Saad tell those charming mountains
If they want me to live longer,
If they see me,
I am just thinking about their magic
Even when I am asleep
I am still thinking about the burkas…

It was so typical of Meshari to follow what was fun for him at the same time as meeting the requirements of the assignment! I am laughing now, as I remember my surprise and anxiety the second time and third time that Meshari showed up to take my blogging class! He spent three sessions working on a blog he had named after one of his favorite hobbies, "Smoking Hookah+." 

Now if you go to his blog, Smoking Hookah+ on blogspot, all of his posts and profile have been deleted. This practice of students deleting their blogs after completing my course is all too common, but I understand that as students advance in their professional careers and educations often choose to remove their experiments in English writing from the internet.

It is heartbreaking to me that as I search for pieces of Meshari as I knew him on his blog and on Facebook, that they have vaporized. His Facebook profile and cover photos have been replaced with blackness.
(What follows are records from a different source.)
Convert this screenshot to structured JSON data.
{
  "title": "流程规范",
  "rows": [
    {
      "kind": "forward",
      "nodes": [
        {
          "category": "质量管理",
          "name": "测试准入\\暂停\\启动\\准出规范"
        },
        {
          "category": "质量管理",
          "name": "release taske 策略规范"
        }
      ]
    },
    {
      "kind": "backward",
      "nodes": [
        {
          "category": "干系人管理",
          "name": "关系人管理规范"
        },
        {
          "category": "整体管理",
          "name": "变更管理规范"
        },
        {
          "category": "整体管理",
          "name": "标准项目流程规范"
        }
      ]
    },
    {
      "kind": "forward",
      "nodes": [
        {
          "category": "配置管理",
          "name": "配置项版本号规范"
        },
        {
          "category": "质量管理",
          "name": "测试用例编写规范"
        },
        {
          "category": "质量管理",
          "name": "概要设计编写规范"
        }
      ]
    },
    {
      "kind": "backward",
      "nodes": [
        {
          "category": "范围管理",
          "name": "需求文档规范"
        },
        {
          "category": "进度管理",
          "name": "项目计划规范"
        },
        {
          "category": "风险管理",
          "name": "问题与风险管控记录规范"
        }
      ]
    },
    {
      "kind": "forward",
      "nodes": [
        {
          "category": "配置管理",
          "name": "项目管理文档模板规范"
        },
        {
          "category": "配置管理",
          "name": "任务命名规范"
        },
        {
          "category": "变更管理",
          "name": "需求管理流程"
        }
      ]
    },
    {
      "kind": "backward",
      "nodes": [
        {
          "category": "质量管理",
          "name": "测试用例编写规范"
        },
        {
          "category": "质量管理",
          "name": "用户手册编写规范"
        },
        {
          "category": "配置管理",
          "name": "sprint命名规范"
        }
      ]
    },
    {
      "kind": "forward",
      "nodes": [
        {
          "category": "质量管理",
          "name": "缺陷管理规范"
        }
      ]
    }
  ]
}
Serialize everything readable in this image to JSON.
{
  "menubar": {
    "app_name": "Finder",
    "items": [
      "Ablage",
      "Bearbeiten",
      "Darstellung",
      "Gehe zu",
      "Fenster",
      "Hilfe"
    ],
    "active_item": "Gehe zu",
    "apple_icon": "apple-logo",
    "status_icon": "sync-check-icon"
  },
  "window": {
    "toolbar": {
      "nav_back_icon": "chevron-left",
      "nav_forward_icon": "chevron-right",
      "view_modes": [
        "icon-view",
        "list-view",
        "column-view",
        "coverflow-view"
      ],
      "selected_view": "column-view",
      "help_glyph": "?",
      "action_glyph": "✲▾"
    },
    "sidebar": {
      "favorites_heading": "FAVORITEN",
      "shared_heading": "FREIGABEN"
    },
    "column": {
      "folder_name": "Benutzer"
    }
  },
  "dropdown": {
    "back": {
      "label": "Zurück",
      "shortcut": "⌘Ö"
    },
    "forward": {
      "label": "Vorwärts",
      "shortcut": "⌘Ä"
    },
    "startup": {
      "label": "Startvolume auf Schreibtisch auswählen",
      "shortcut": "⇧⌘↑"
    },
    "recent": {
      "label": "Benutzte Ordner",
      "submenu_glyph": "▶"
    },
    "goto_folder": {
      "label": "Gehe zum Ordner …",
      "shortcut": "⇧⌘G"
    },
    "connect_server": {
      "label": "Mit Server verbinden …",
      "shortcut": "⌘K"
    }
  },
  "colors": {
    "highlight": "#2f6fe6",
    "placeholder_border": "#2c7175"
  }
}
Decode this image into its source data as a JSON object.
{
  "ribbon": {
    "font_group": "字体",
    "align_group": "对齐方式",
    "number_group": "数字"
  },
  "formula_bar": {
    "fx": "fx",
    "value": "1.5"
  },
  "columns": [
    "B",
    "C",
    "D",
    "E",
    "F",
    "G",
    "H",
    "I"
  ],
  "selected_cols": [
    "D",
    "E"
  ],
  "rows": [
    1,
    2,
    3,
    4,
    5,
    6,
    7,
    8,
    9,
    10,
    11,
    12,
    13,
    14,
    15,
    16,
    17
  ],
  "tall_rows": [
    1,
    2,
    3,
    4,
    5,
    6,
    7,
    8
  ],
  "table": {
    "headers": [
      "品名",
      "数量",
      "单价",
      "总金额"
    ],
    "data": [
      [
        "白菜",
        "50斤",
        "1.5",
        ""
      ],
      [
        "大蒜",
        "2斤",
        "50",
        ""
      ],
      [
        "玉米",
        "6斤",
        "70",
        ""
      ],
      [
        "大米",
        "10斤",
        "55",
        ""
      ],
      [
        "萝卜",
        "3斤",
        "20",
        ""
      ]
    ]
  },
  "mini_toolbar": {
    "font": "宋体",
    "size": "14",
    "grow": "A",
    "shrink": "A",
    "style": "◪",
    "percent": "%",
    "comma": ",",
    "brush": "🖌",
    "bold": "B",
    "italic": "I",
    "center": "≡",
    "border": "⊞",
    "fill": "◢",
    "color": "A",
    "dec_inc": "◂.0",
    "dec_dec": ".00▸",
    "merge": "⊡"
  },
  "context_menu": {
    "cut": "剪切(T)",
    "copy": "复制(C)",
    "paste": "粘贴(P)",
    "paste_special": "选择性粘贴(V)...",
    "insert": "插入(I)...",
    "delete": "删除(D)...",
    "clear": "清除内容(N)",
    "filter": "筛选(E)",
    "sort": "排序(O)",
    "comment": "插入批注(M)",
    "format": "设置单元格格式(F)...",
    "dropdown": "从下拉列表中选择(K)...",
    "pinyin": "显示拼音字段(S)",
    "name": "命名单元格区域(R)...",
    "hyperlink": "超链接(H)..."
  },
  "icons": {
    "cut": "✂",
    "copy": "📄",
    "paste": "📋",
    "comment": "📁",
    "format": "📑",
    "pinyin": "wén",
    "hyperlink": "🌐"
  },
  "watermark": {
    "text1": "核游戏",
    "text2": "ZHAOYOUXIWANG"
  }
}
Some of his status updates remain, but images of Meshari are gone.

Here is a class photo of the second or third time Meshari took my blogging class.
BLOGGING CLASS 2011. Meshari is standing in the back row, second from the right.(photo by unknown)

 What will I remember about Meshari? His laughter! One time in class, I used laughter yoga exercises as a warm up lesson to enliven students and let them see how differently they would write afterwards. Well, Meshari laughed so hard and then excused himself from class. He didn't return. Later, he explained that it was such a cultural challenge for him to "fake" laughter. He said his culture in Saudi Arabia is much more joyful and filled with laughter than our U.S. culture. 

Then there was the time I couldn't find Meshari in blogging class until I wandered to the last rows of computers in the computer lab and found him laying on the floor with his headphones on listening to an important soccer game. Months later, Meshari started instant messaging me on Facebook, and we were remembering the "good times" in my class. When I reminded him of his soccer listening behavior, he enthusiastically reported that while currently working in a bank with his clients, he still kept the soccer game on and followed it!

I will remember Meshari's smile, laughter, and readiness to have fun. My life was made better by my having met this spirited young man. I will miss him. I mourn his too-early death and grieve for his friends and family as they cope with their loss of Meshari.

This is for you Meshari:


  1. I am so sorry to read about your loss and the world's loss of Meshari. People come into our lives for a reason and then they are gone. Also for a reason. It seems that you have told us the reasons for Meshari coming into your life." I will remember Meshari's smile, laughter, and readiness to have fun. My life was made better by my having met this spirited young man." I think the world has lost another good one but you have written a fitting tribute to him and his memory.He will be remembered....

  2. He is definitely in a better place right now..

  3. What a beautiful tribute for a beautiful soul. Thank you for sharing Ruth. Wrapping you around with infinite love and wisdom my friend.